The split over Russia wasn’t the only symptom of a breakdown over global economic coordination. While Yellen insisted during a press conference Thursday that the group was continuing to get important work done, she also said she was “deeply disappointed” with efforts to organize a debt-service suspension initiative for developing nations that are now struggling after their borrowing swelled to address the pandemic.
Yellen also said she “specifically called out China” for needing to step up its participation in debt relief.
John Kirton, director for the G-20 Research Group at the University of Toronto, said the rift over Russia is harmful in the short run, but not debilitating.
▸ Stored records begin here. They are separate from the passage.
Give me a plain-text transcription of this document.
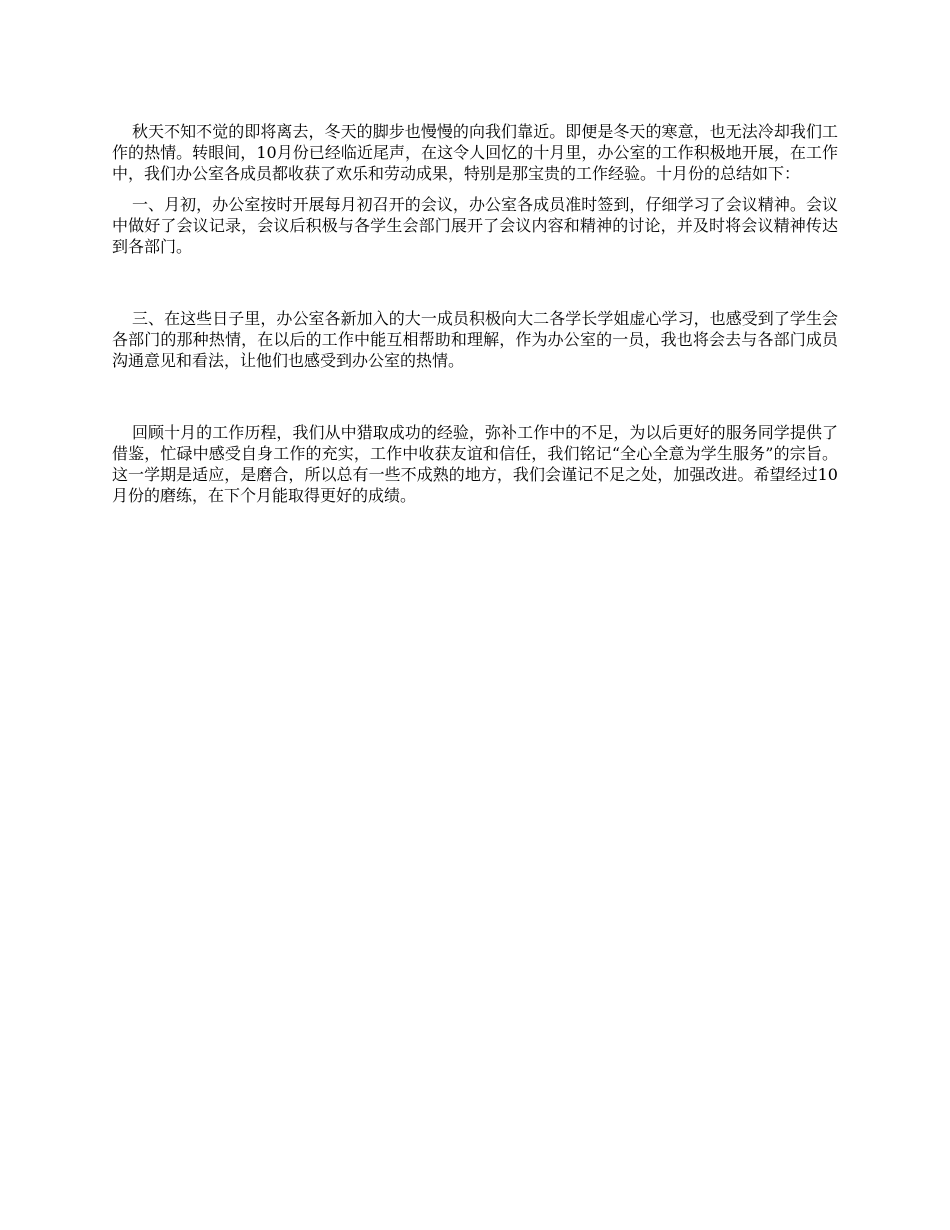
秋天不知不觉的即将离去，冬天的脚步也慢慢的向我们靠近。即便是冬天的寒意，也无法冷却我们工作的热情。转眼间，10月份已经临近尾声，在这令人回忆的十月里，办公室的工作积极地开展，在工作中，我们办公室各成员都收获了欢乐和劳动成果，特别是那宝贵的工作经验。十月份的总结如下：

一、月初，办公室按时开展每月初召开的会议，办公室各成员准时签到，仔细学习了会议精神。会议中做好了会议记录，会议后积极与各学生会部门展开了会议内容和精神的讨论，并及时将会议精神传达到各部门。

三、在这些日子里，办公室各新加入的大一成员积极向大二各学长学姐虚心学习，也感受到了学生会各部门的那种热情，在以后的工作中能互相帮助和理解，作为办公室的一员，我也将会去与各部门成员沟通意见和看法，让他们也感受到办公室的热情。

回顾十月的工作历程，我们从中猎取成功的经验，弥补工作中的不足，为以后更好的服务同学提供了借鉴，忙碌中感受自身工作的充实，工作中收获友谊和信任，我们铭记“全心全意为学生服务”的宗旨。这一学期是适应，是磨合，所以总有一些不成熟的地方，我们会谨记不足之处，加强改进。希望经过10月份的磨练，在下个月能取得更好的成绩。
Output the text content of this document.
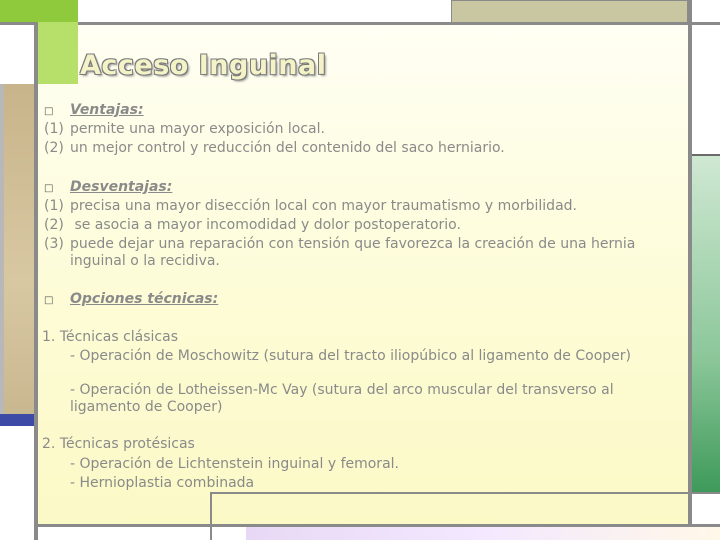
Acceso Inguinal
□ Ventajas:
(1) permite una mayor exposición local.
(2) un mejor control y reducción del contenido del saco herniario.
□ Desventajas:
(1) precisa una mayor disección local con mayor traumatismo y morbilidad.
(2) se asocia a mayor incomodidad y dolor postoperatorio.
(3) puede dejar una reparación con tensión que favorezca la creación de una hernia inguinal o la recidiva.
□ Opciones técnicas:
1. Técnicas clásicas
- Operación de Moschowitz (sutura del tracto iliopúbico al ligamento de Cooper)
- Operación de Lotheissen-Mc Vay (sutura del arco muscular del transverso al ligamento de Cooper)
2. Técnicas protésicas
- Operación de Lichtenstein inguinal y femoral.
- Hernioplastia combinada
Below the level of cabinet ministers, important work will continue among deputies and technical experts, he said. Lipsky agreed.
For that reason, and because of Russia’s declining influence, Kirton was even more optimistic. The disruption this week “does have an impact, but not a serious, prolonged or existential one.”
An important gauge of the G-20’s continuing relevance looms later this year, when members’ leaders are scheduled to gather in Bali, Indonesia, for a summit. Indonesia has invited President Vladimir Putin to attend, despite Washington’s call for Russia to be ejected.
“The longer-term question of how we have some steering to cope multilaterally with these kinds of global issues is an open question,” said Sobel, the former U.S. Treasury official.